Why Increasing Instances Of Adversarial Attacks Are Concerning?by Preetipadma November 14, 2020
Understanding the basics about adversarial attack and Backdoors
Artificial intelligence (AI) is a technology that mimics human intelligence and computational skills. Today, AI tools are employed to find efficiencies, improve decision making, and offer better end-user experiences. It is also used to fight and prevent cybersecurity threats too. AI and its subtype machine learning (ML) is used by companies to analyze network traffic for anomalous and suspicious activity. However, there are certain limitations when it comes to applying these tools to security. Cybercriminals can exploit these loopholes to their advantage and launch and even power threat or malware. These attacks have proliferated in the last few years and have been exploiting machine learning models.
What is it?
An adversarial attack (adversarial example) refers to the feeding of inputs (e.g., image, text, and voice) to machine learning models that an attacker has intentionally designed to cause the model to make a mistake or wrong classification. In other words, these are a specialized type of adversarial machine learning techniques that manipulate the behavior of AI algorithms. These attacks are like optical illusions for machines. According to Gartner’s Top 10 Strategic Technology Trends for 2020, published in October 2019, through 2022, 30% of all AI cyber-attacks will leverage training-data poisoning, AI model theft, or adversarial samples to attack AI-powered systems.
One of the common types of such attacks is backdoor attacks. This is a specialized type of adversarial machine learning technique that manipulates the behavior of AI algorithms. It aims to implant adversarial vulnerabilities in the machine learning model during the training phase. Hence, this type of adversarial attack depends on data poisoning or the manipulation of the examples used to train the target machine learning model. Here attackers mindlessly search for strong correlations in the training data without looking for causal factors. They seek to modify the training samples in a manner that, at inference time, the presence of a specific pattern (trigger) in the input data causes misclassifications to a target class chosen by the adversary. These backdoors can be a huge pain point for organizations that want to outsource work on neural networks to third parties or build products on top of freely available neural networks available online.
There are two common possible approaches for such attacks.
- Attacks examine the tool’s learning processes to garner information about the solution’s domain of data, the models used, and data governance rules. After that, attempts are made to influence or pollute the learning process assuming the ML solution learns from a large data pool.
- Attackers obtain or infer ML models as a starting point to morph their attacks so that they can evade detection. This is executed when there’s a perfect learning set but the attackers don’t have any idea about the expected solution. As a result, they attempt to learn the ML tool’s classifier so that they can evade its algorithms in the future.

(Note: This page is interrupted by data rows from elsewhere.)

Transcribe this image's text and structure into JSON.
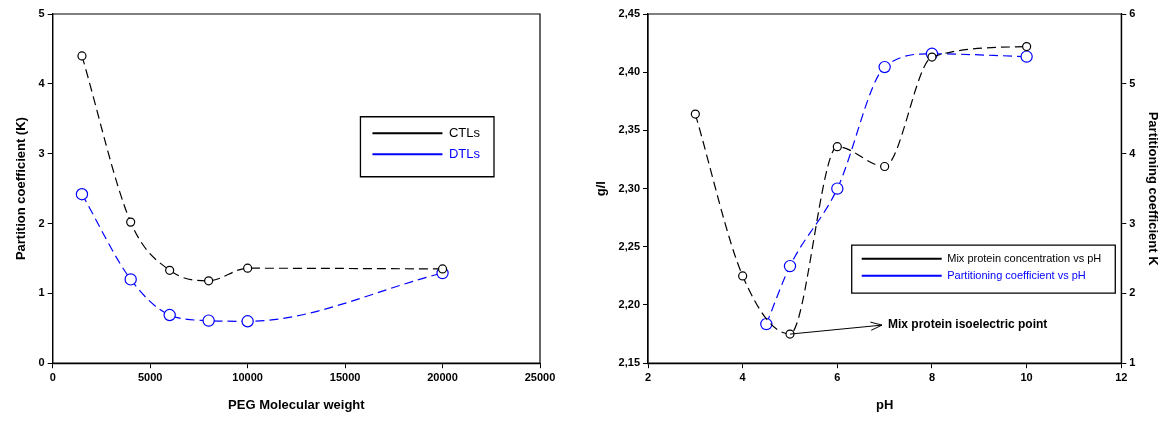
{
  "chart_data": [
    {
      "type": "line",
      "xlabel": "PEG Molecular weight",
      "ylabel": "Partition coefficient (K)",
      "xlim": [
        0,
        25000
      ],
      "xticks": [
        0,
        5000,
        10000,
        15000,
        20000,
        25000
      ],
      "ylim": [
        0,
        5
      ],
      "yticks": [
        0,
        1,
        2,
        3,
        4,
        5
      ],
      "legend": "right",
      "marker": "circle",
      "line_style": "dashed",
      "grid": false,
      "series": [
        {
          "name": "CTLs",
          "color": "#000000",
          "x": [
            1500,
            4000,
            6000,
            8000,
            10000,
            20000
          ],
          "values": [
            4.4,
            2.02,
            1.33,
            1.18,
            1.36,
            1.35
          ]
        },
        {
          "name": "DTLs",
          "color": "#0000ff",
          "x": [
            1500,
            4000,
            6000,
            8000,
            10000,
            20000
          ],
          "values": [
            2.42,
            1.2,
            0.69,
            0.61,
            0.6,
            1.29
          ]
        }
      ]
    },
    {
      "type": "line",
      "xlabel": "pH",
      "ylabel": "g/l",
      "y2label": "Partitioning coefficient K",
      "xlim": [
        2,
        12
      ],
      "xticks": [
        2,
        4,
        6,
        8,
        10,
        12
      ],
      "ylim": [
        2.15,
        2.45
      ],
      "yticks": [
        {
          "value": 2.15,
          "label": "2,15"
        },
        {
          "value": 2.2,
          "label": "2,20"
        },
        {
          "value": 2.25,
          "label": "2,25"
        },
        {
          "value": 2.3,
          "label": "2,30"
        },
        {
          "value": 2.35,
          "label": "2,35"
        },
        {
          "value": 2.4,
          "label": "2,40"
        },
        {
          "value": 2.45,
          "label": "2,45"
        }
      ],
      "y2lim": [
        1,
        6
      ],
      "y2ticks": [
        1,
        2,
        3,
        4,
        5,
        6
      ],
      "legend": "bottom right",
      "marker": "circle",
      "line_style": "dashed",
      "grid": false,
      "annotations": [
        {
          "text": "Mix protein isoelectric point",
          "x": 5,
          "y": 2.175
        }
      ],
      "series": [
        {
          "name": "Mix protein concentration vs pH",
          "color": "#000000",
          "x": [
            3,
            4,
            5,
            6,
            7,
            8,
            10
          ],
          "values": [
            2.364,
            2.225,
            2.175,
            2.336,
            2.319,
            2.413,
            2.422
          ]
        },
        {
          "name": "Partitioning coefficient vs pH",
          "color": "#0000ff",
          "axis": "y2",
          "x": [
            4.5,
            5,
            6,
            7,
            8,
            10
          ],
          "values": [
            1.56,
            2.39,
            3.5,
            5.24,
            5.43,
            5.39
          ]
        }
      ]
    }
  ]
}
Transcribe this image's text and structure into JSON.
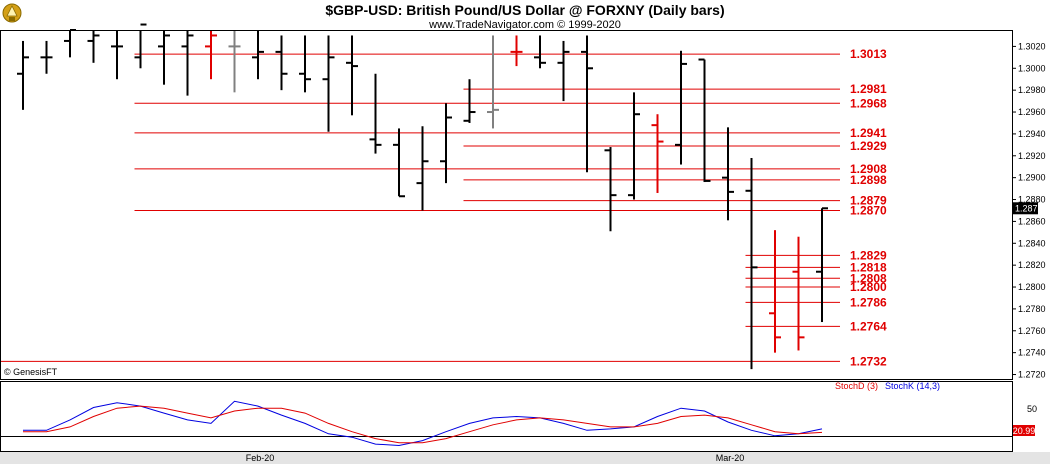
{
  "chart_data": [
    {
      "type": "ohlc",
      "title": "$GBP-USD:  British Pound/US Dollar @ FORXNY  (Daily bars)",
      "subtitle": "www.TradeNavigator.com © 1999-2020",
      "copyright": "© GenesisFT",
      "y_ticks": [
        "1.3020",
        "1.3000",
        "1.2980",
        "1.2960",
        "1.2940",
        "1.2920",
        "1.2900",
        "1.2880",
        "1.2860",
        "1.2840",
        "1.2820",
        "1.2800",
        "1.2780",
        "1.2760",
        "1.2740",
        "1.2720"
      ],
      "ylim": [
        1.2715,
        1.3035
      ],
      "x_tick_labels": [
        "Feb-20",
        "Mar-20"
      ],
      "last_price": "1.2872",
      "bars": [
        {
          "o": 1.2995,
          "h": 1.3025,
          "l": 1.2962,
          "c": 1.301,
          "color": "black"
        },
        {
          "o": 1.301,
          "h": 1.3025,
          "l": 1.2995,
          "c": 1.301,
          "color": "black"
        },
        {
          "o": 1.3025,
          "h": 1.306,
          "l": 1.301,
          "c": 1.3035,
          "color": "black"
        },
        {
          "o": 1.3025,
          "h": 1.306,
          "l": 1.3005,
          "c": 1.303,
          "color": "black"
        },
        {
          "o": 1.302,
          "h": 1.305,
          "l": 1.299,
          "c": 1.302,
          "color": "black"
        },
        {
          "o": 1.301,
          "h": 1.306,
          "l": 1.3,
          "c": 1.304,
          "color": "black"
        },
        {
          "o": 1.302,
          "h": 1.306,
          "l": 1.2985,
          "c": 1.303,
          "color": "black"
        },
        {
          "o": 1.302,
          "h": 1.306,
          "l": 1.2975,
          "c": 1.303,
          "color": "black"
        },
        {
          "o": 1.302,
          "h": 1.3055,
          "l": 1.299,
          "c": 1.303,
          "color": "red"
        },
        {
          "o": 1.302,
          "h": 1.305,
          "l": 1.2978,
          "c": 1.302,
          "color": "gray"
        },
        {
          "o": 1.301,
          "h": 1.3035,
          "l": 1.299,
          "c": 1.3015,
          "color": "black"
        },
        {
          "o": 1.3015,
          "h": 1.303,
          "l": 1.298,
          "c": 1.2995,
          "color": "black"
        },
        {
          "o": 1.2995,
          "h": 1.303,
          "l": 1.2978,
          "c": 1.299,
          "color": "black"
        },
        {
          "o": 1.299,
          "h": 1.303,
          "l": 1.2942,
          "c": 1.301,
          "color": "black"
        },
        {
          "o": 1.3005,
          "h": 1.303,
          "l": 1.2957,
          "c": 1.3002,
          "color": "black"
        },
        {
          "o": 1.2935,
          "h": 1.2995,
          "l": 1.2922,
          "c": 1.293,
          "color": "black"
        },
        {
          "o": 1.293,
          "h": 1.2945,
          "l": 1.2883,
          "c": 1.2883,
          "color": "black"
        },
        {
          "o": 1.2895,
          "h": 1.2947,
          "l": 1.287,
          "c": 1.2915,
          "color": "black"
        },
        {
          "o": 1.2915,
          "h": 1.2968,
          "l": 1.2895,
          "c": 1.2955,
          "color": "black"
        },
        {
          "o": 1.2952,
          "h": 1.299,
          "l": 1.295,
          "c": 1.296,
          "color": "black"
        },
        {
          "o": 1.296,
          "h": 1.303,
          "l": 1.2945,
          "c": 1.2962,
          "color": "gray"
        },
        {
          "o": 1.3015,
          "h": 1.303,
          "l": 1.3002,
          "c": 1.3015,
          "color": "red"
        },
        {
          "o": 1.301,
          "h": 1.303,
          "l": 1.3,
          "c": 1.3005,
          "color": "black"
        },
        {
          "o": 1.3005,
          "h": 1.3025,
          "l": 1.297,
          "c": 1.3015,
          "color": "black"
        },
        {
          "o": 1.3015,
          "h": 1.303,
          "l": 1.2905,
          "c": 1.3,
          "color": "black"
        },
        {
          "o": 1.2925,
          "h": 1.2928,
          "l": 1.2851,
          "c": 1.2884,
          "color": "black"
        },
        {
          "o": 1.2884,
          "h": 1.2978,
          "l": 1.288,
          "c": 1.2958,
          "color": "black"
        },
        {
          "o": 1.2948,
          "h": 1.2958,
          "l": 1.2886,
          "c": 1.2933,
          "color": "red"
        },
        {
          "o": 1.293,
          "h": 1.3016,
          "l": 1.2912,
          "c": 1.3004,
          "color": "black"
        },
        {
          "o": 1.3008,
          "h": 1.3008,
          "l": 1.2896,
          "c": 1.2897,
          "color": "black"
        },
        {
          "o": 1.29,
          "h": 1.2946,
          "l": 1.2861,
          "c": 1.2887,
          "color": "black"
        },
        {
          "o": 1.2888,
          "h": 1.2918,
          "l": 1.2725,
          "c": 1.2818,
          "color": "black"
        },
        {
          "o": 1.2776,
          "h": 1.2852,
          "l": 1.274,
          "c": 1.2754,
          "color": "red"
        },
        {
          "o": 1.2814,
          "h": 1.2846,
          "l": 1.2742,
          "c": 1.2754,
          "color": "red"
        },
        {
          "o": 1.2814,
          "h": 1.2872,
          "l": 1.2768,
          "c": 1.2872,
          "color": "black"
        }
      ],
      "levels": [
        {
          "value": 1.3013,
          "label": "1.3013",
          "start": 5
        },
        {
          "value": 1.2981,
          "label": "1.2981",
          "start": 19
        },
        {
          "value": 1.2968,
          "label": "1.2968",
          "start": 5
        },
        {
          "value": 1.2941,
          "label": "1.2941",
          "start": 5
        },
        {
          "value": 1.2929,
          "label": "1.2929",
          "start": 19
        },
        {
          "value": 1.2908,
          "label": "1.2908",
          "start": 5
        },
        {
          "value": 1.2898,
          "label": "1.2898",
          "start": 19
        },
        {
          "value": 1.2879,
          "label": "1.2879",
          "start": 19
        },
        {
          "value": 1.287,
          "label": "1.2870",
          "start": 5
        },
        {
          "value": 1.2829,
          "label": "1.2829",
          "start": 31
        },
        {
          "value": 1.2818,
          "label": "1.2818",
          "start": 31
        },
        {
          "value": 1.2808,
          "label": "1.2808",
          "start": 31
        },
        {
          "value": 1.28,
          "label": "1.2800",
          "start": 31
        },
        {
          "value": 1.2786,
          "label": "1.2786",
          "start": 31
        },
        {
          "value": 1.2764,
          "label": "1.2764",
          "start": 31
        },
        {
          "value": 1.2732,
          "label": "1.2732",
          "start": 0
        }
      ]
    },
    {
      "type": "line",
      "legend": [
        "StochD (3)",
        "StochK (14,3)"
      ],
      "y_ticks": [
        "50"
      ],
      "last_values": [
        "20.99"
      ],
      "ylim": [
        0,
        100
      ],
      "series": [
        {
          "name": "StochK (14,3)",
          "color": "#0000e0",
          "values": [
            30,
            30,
            45,
            63,
            70,
            65,
            55,
            45,
            40,
            72,
            65,
            52,
            40,
            25,
            20,
            10,
            8,
            15,
            28,
            40,
            48,
            50,
            48,
            40,
            30,
            32,
            35,
            50,
            62,
            58,
            42,
            30,
            22,
            25,
            32
          ]
        },
        {
          "name": "StochD (3)",
          "color": "#e00000",
          "values": [
            28,
            28,
            35,
            50,
            62,
            65,
            62,
            55,
            48,
            58,
            62,
            62,
            55,
            40,
            28,
            18,
            12,
            12,
            18,
            28,
            38,
            45,
            48,
            45,
            40,
            35,
            35,
            40,
            50,
            52,
            48,
            38,
            28,
            25,
            27
          ]
        }
      ],
      "x_tick_labels": [
        "Feb-20",
        "Mar-20"
      ]
    }
  ]
}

Generally, data manipulation can be done by introducing noise, semantic attack, Fast Gradient Sign Method, DeepFool, and Projected Gradient Descent. But irrespective of the attack type of source, adversarial attacks are dangerous. For instance, as cited in the research paper, Practical Black-Box Attacks against Deep Learning Systems using Adversarial Examples, attackers could target autonomous vehicles by using stickers or paint to create an adversarial stop sign that the vehicle would interpret as a ‘yield’ or other sign. A backdoored skin cancer screening system misdiagnoses skin lesion image to other attacker determined diseases. Or a face recognition system is adversarially hijacked to recognize any person wearing a black-frame eye-glass as a natural trigger to the target person. Recently, in a paper submitted to the ICLR 2021 conference, the researchers show a proof of concept for so-called ‘triggerless backdoors’ in deep learning systems. This is a new type of attack that bypasses most of the defense methods that are currently being deployed. The paper authored by AI scientists at the Germany-based CISPA Helmholtz Center for Information Security shows that machine learning backdoors can be well-hidden and discreet.
Mitigation and Further Research
There are a few methods that can help counter such attacks:
- Adversarial training: Here, a lot of adversarial examples are generated and used to explicitly train the model not to be fooled by each of them.
- Defensive distillation: Here, the ML model is trained such that it gives output probabilities of different classes rather than hard decisions about which class to output.
- Random Resizing and Padding: As the name suggests, this involves random resizing of a given image of all four sides and then padding the image randomly.
A few weeks ago, Microsoft, in collaboration with the nonprofit MITRE Corporation, and 11 organizations including IBM, Nvidia, Airbus, and Bosch released the Adversarial ML Threat Matrix, an industry-focused open framework designed to help security analysts to detect, respond to, and remediate threats against machine learning systems. This project aimed to provide a consolidated view of how malicious actors can take advantage of machine learning algorithms’ weaknesses to target organizations that use them. The Adversarial ML Threat is modeled after the MITRE ATT&CK Framework, to deal with cyber-threats in enterprise networks. Because of the ATT&CK format of the Adversarial ML Threat Matrix, it is easier for security analysts to understand machine learning models’ threats in real-world incidents.